Cianjur, metropuncaknews.com –Malang nian nasibIwan Gunawan (38) warga Gang Rinjani RT 04/12 Kelurahan Sayang Kecamatan Cianjur Kabupaten Cianjur. Hidup terlantar tak punya arah tujuan. Kemana Iwan pergi, dua putri kembarnya yang masih balita selalu dibawanya.

Menurut keterangan, selama kurang lebih 8 bulan, tiap hari berjalan melangkahkan kaki menelusuri lorong jalan gang maupun jalan raya mencari sesuap nasi untuk makan kedua putrinya. Poskamling, trotoar di pinggir jalan, mushola dan menjid tempat mereka berteduh disaat sudah lelah dan juga dijadikan tempat tidur.

Iwan Gunawan saat dihubungi mengatakan, dirinya  hidup terlantar seperti itu, awalnya karena rumah yang didiaminya dijual pihak keluarga. Saat itu pula mereka pindah  ke rumah mertuanya di salah satu kampung di Kecamatan Sukanagara.

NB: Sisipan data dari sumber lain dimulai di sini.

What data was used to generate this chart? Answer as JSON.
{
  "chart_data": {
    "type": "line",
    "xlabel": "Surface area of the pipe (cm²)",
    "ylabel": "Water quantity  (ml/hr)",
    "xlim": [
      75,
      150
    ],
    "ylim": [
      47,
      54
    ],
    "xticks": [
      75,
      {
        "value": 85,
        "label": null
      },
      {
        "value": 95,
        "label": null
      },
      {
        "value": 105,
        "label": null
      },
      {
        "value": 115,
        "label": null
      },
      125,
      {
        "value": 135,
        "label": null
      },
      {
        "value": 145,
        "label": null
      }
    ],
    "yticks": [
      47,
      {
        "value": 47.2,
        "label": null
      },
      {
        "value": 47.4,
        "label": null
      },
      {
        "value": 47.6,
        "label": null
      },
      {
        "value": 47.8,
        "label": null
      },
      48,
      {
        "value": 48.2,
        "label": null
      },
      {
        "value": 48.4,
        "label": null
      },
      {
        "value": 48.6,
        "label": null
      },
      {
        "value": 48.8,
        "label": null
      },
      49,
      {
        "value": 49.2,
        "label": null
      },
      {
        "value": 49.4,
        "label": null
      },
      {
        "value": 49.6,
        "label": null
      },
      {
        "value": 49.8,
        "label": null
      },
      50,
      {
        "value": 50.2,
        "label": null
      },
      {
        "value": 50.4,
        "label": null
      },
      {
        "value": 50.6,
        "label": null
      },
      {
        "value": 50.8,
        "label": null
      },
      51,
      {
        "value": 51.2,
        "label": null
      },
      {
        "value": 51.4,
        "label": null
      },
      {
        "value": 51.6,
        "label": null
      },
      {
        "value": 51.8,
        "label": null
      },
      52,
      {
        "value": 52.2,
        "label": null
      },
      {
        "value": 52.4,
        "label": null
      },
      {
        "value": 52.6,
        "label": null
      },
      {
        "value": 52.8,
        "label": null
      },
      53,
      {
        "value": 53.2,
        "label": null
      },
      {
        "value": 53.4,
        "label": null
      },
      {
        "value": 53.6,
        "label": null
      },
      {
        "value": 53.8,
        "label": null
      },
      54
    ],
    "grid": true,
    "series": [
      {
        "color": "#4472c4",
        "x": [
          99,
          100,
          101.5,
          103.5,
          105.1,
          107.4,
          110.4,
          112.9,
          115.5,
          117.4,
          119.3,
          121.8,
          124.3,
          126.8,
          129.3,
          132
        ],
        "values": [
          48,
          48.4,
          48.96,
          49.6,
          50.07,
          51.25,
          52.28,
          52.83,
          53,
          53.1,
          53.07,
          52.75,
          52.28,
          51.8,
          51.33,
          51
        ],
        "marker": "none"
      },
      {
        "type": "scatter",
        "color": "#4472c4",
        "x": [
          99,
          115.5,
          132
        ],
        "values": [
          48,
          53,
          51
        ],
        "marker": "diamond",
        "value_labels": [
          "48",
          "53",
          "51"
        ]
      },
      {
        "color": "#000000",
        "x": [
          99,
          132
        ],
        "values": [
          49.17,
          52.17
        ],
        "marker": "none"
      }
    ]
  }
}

Karena keadaan ekonomi yang tak menentu, akhirnya dengan terpaksa istri Saadah berangkat kerja menjadi TKI ke Malaysia. Namun belakangan ini kira 8 bulan yang lalu, pihaknya putus komunikasi dengan istrinya. Nahasnya lagi, mertuanya juga menyuruh Iwan untuk meninggalkan rumah. Maka dengan terpaksa Iwan bersama putri kembarnya, pergi meninggalkan rumah mertuanya.

Karena belum siap hidup mandiri, Iwan terpaksa kembali ke kampung halaman Gang Rinjani. Beruntung, ada tetangganya waktu dulu yang baik hati. Iwan diberi pinjam kamar untuk tinggal selama masih belum punya rumah.

Namun sayang mau kerja serabutan pun sulit. Karena kedua anak kembarnya yang masih balita sulit untuk ditinggalkan atau dititipkan pada orang lain atau saudara. Karena itu.  terpaksa kemana pun ia pegi selalu dibawanya.

Tak tahu apa yang harus dikerjakan, Iwan bersama dua putri kembarnya menelusuri jalan mesti tak tentu arah tujuan. Poskamling, trotoar, mushola dan masjid dijadikan tempat istirahat pada malam hari.

Saat berjalan kaki menuju arah Bandung, tepatnya di Kampung Andir Desa Cibiuk Ciranjang, Iwan bertemu dengan Kang Rukman Pemilik Yayasan  Ruang Jiwa Insani. Iwan bersama dua putrinya di suruh mampir dan nginap. Setelah sehari semalam menginap di Yayasan Iwan meneruskan niatnya untuk berjalan kaki ke Bandung yang ditak jelas tujuannya. “ Karena tak tentu arah tujuannya, maka kami   balik lagi jalan kaki menuju Cianjur,” ucap Iwan yang terlihat letih.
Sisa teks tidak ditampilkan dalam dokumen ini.